We cloned two variants of α-Arp1 cDNA from a mouse diaphragm cDNA library, which differ only by the inclusion or exclusion of 1,303 bp in the 3'-non-coding region but share a common open reading frame. It may be reasonable to assume that they were generated from a single gene by alternative RNA splicing. In agreement with this notion, a single gene for a-Arp1 was detected by Southern blot analysis of mouse genomic DNA. Two types of transcripts corresponding to large and small cDNAs, namely pMD-1C/pMD-7 and pMD-9B, were actually detected in muscle by Northern blotting. The longer type of α-Arp1 mRNA was transcribed most abundantly in brain among various mouse tissues, while the shorter one was found only in skeletal muscle. Clark et al. (1994) described that a small-sized transcript was detectable in heart, lung and skeletal muscle of human by using a cDNA probe for α-centractin (or α-Arp1). They called this γ-centractin, but as judged our present results, the y-centractin seems to be identical with the small-sized a-Arp1 transcript which was derived from pMD-9B. A specific regulatory mechanism(s) for generating the smaller sized mRNA must exist in muscle cells. It has been reported that the 3'-non-coding region of cytoplasmic β- and γ-actin mRNAs is involved in the different intracellular localization between these isoactin mRNAs (Hill and Gunning, 1993). The α-Arp1 messages with or without the long insertion sequence in the 3'-non-coding region may differ in ability to localize along the intracellular structures.

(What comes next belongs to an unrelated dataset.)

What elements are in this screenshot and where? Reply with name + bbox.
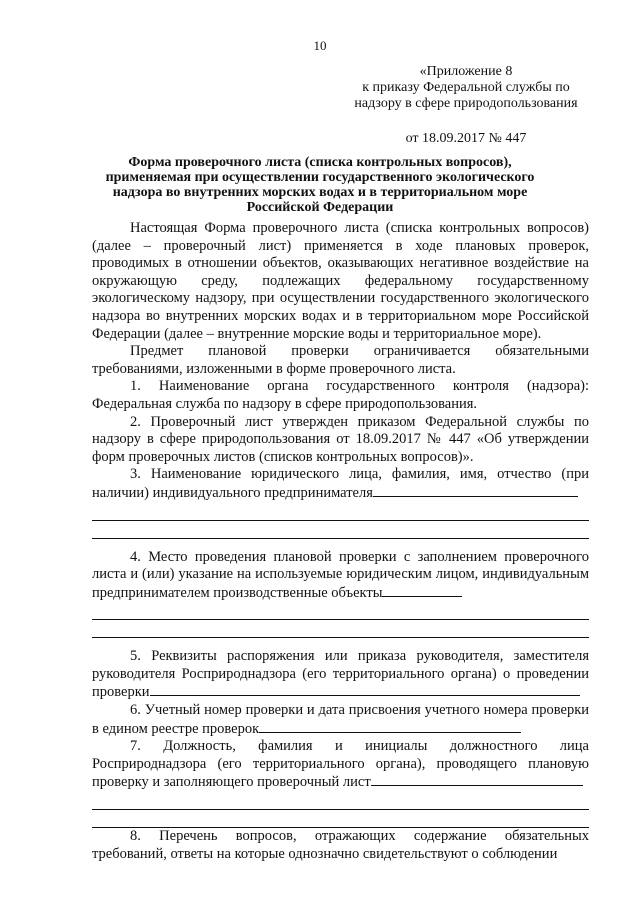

While Arp1 was originally discovered as a component of the dynactin complex, a cytoplasmic dynein activator, recently the role of Arp1 on the actin cytoskeleton has come under closer scruting, since it has been described that Arp1 copolymerizes with conventional actin in vitro (Melki et al., 1993). Considering that Arp1 is partly localized to centrosomes but mostly diffused in the cytoplasm of fibroblasts (Clark et al., 1993), it is likely that Arp1 plays some important roles in the cytoplasm. However, so far nothing is known regarding the effects of Arp1 on the actin cytoskeleton in the cytoplasm. The present investigation showed that Arp1 is expressed significantly in muscle cells. Recently, it has been described that Arp1 could associate with CapZ in the dynactin complex (Schafer et al., 1994), an F-actin capping protein which plays an important role at the early phase of myofibrillogenesis (Schafer et al., 1995). It is then a matter of particular interest whether and how Arp1 is involved in actin filament organization in the process of myofibrillogenesis during muscle development, since the dynamic reorganization of actin filaments is especially dramatic during this process in muscle cells (Obinata, 1993).